AggregatorApi

Introduction

This page is spun off from AggregatorBehaviorRules. Moot or archived discussions can go in AggregatorApiArchived.

Scope

The purpose of AggregatorApi is to provide more efficient delivery of Necho/Atom data to clients. In particular, only changes will be delivered along the channel.

Functionally, the end result should be at least as powerful as polling "flat" XML files.

Getting up to speed with this page/where we are

This section will contain a summary of issues that have been resolved further down the page.

Things that we have agreed upon so far

This will be an extension to the AtomApi, so wherever they lead we will follow (i.e. we're not worried about REST vs. SOAP)
We'll assume that polling is the default for now. If a Push or Notification standard comes around, we can piggyback.

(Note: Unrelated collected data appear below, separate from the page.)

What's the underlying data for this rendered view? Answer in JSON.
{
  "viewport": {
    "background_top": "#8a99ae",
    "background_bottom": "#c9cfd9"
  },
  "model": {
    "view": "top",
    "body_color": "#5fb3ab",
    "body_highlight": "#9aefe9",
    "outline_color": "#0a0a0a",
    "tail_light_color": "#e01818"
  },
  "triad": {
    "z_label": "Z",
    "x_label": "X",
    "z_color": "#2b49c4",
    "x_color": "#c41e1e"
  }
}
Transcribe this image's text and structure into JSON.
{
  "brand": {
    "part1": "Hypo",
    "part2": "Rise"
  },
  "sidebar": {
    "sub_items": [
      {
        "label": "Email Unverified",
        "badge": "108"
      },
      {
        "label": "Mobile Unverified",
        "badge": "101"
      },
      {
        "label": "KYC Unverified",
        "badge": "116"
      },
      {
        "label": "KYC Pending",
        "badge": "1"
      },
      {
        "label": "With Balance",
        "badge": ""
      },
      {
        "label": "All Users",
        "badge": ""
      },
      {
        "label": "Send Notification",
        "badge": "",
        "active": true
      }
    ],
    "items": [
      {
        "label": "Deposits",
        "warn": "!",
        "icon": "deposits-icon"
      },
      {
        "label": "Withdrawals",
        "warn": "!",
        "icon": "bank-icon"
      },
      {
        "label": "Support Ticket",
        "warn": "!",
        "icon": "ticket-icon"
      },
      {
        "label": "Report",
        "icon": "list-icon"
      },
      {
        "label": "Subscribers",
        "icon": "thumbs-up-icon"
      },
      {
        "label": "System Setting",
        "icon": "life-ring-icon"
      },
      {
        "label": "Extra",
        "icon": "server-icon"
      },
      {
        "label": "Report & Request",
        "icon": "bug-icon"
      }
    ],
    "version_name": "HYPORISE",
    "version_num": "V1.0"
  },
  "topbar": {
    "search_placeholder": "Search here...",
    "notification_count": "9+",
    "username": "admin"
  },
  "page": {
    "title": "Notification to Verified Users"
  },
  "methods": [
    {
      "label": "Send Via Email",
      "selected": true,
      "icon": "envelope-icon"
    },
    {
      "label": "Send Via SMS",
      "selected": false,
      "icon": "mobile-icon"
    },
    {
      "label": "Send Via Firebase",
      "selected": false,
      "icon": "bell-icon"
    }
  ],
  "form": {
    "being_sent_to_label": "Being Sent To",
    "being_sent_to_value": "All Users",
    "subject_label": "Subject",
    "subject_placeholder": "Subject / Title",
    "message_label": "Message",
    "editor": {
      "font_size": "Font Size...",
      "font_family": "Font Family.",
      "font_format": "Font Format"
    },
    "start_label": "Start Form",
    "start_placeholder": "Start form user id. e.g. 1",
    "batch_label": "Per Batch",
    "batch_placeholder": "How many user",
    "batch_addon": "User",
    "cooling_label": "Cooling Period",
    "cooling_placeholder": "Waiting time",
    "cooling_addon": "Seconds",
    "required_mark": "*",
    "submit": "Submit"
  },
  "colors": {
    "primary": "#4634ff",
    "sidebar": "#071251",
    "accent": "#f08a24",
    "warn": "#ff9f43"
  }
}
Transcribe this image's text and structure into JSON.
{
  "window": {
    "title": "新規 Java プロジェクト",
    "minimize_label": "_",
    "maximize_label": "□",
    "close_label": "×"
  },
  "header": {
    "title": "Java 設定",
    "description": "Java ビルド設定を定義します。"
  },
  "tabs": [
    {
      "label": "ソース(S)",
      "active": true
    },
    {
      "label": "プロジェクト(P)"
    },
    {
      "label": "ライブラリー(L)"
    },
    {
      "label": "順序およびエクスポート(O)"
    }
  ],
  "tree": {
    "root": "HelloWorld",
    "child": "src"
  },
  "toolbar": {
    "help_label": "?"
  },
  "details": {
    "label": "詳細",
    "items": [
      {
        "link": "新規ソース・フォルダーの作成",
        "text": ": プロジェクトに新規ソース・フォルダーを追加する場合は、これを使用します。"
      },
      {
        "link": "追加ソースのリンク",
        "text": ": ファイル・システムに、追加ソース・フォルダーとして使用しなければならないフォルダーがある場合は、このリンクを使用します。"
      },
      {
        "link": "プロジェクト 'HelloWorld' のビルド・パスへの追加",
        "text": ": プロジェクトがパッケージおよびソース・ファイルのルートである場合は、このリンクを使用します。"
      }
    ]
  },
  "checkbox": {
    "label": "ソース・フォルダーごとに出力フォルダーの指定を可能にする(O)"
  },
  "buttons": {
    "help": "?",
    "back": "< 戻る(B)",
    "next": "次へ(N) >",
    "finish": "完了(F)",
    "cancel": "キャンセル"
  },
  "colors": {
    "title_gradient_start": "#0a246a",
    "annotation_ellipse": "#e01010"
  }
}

Things that we have mostly agreed upon

We'll be delivering XML documents (as chunks of text/strings) that very much look like/are Necho feeds
The SuperAggregatorApi will extend this api to deliver many feeds, possibly using some sort of subscription model. cf. SuperAggregator. A simple base API will hasten adoption by lowering the barrier to entry. Discussion of SuperAggregatorApi stays on this page, unless it gets too unwieldy

Things that we are working on

use cases

Goals / Design Points

opportunity here to advance the way aggregation works (in the same fashion that we are trying to advance the way publishing works)
We're trying to maximise aggregator utility while minimising bandwidth usage
we observe that the main feed is never going to be the best use of this
conclude that leveraging the search/fetch part of the AtomApi is the best route (lest someone just shouts 'too complex')
Use cases include SuperAggregator, NewsMonster-like personal aggregators, [http://www.methodize.org/quicksub/ quickSub]... ?
Given we're now not talking about a straightforward HTTP request, we can't use HTTP expiry, so we should note prior art in RSS's <ttl> and similar elements
since we want to conserve bandwidth, we aim to only transfer new or changes items
we would like a way of saying "this item has been deleted", although it may not be honoured by the aggregator
a memento/cookie system? No, argument in MementoVsTimestamp. However the server tells the client the "completeness" of the request, eg saying "most recent 17 entries of total 317 in feed", or something? I'm not convinced that's actually helpful, given that I don't think you're going to be able to divine entry-ids or permalinks just by knowing a couple of them. Perhap2, or just warning='entry-list-truncated'. Needs more thought.
we want easy discovery of the API. Probably via the main Atom introspection document.
need the ability to query for the identifiers of entries which are new (or have changed) between a given set of datetimes
need the ability to retrieve individual entries as needed
need the ability to retrieve the content of an entry when needed and in the format in which it is needed
we should give thought to issues of non-public (account-based) aggregate feed services. This will likely be covered by existing parts of the HTTP spec (HTTP auth, Cookies) but the mechanisms for their use in an aggregator is unclear.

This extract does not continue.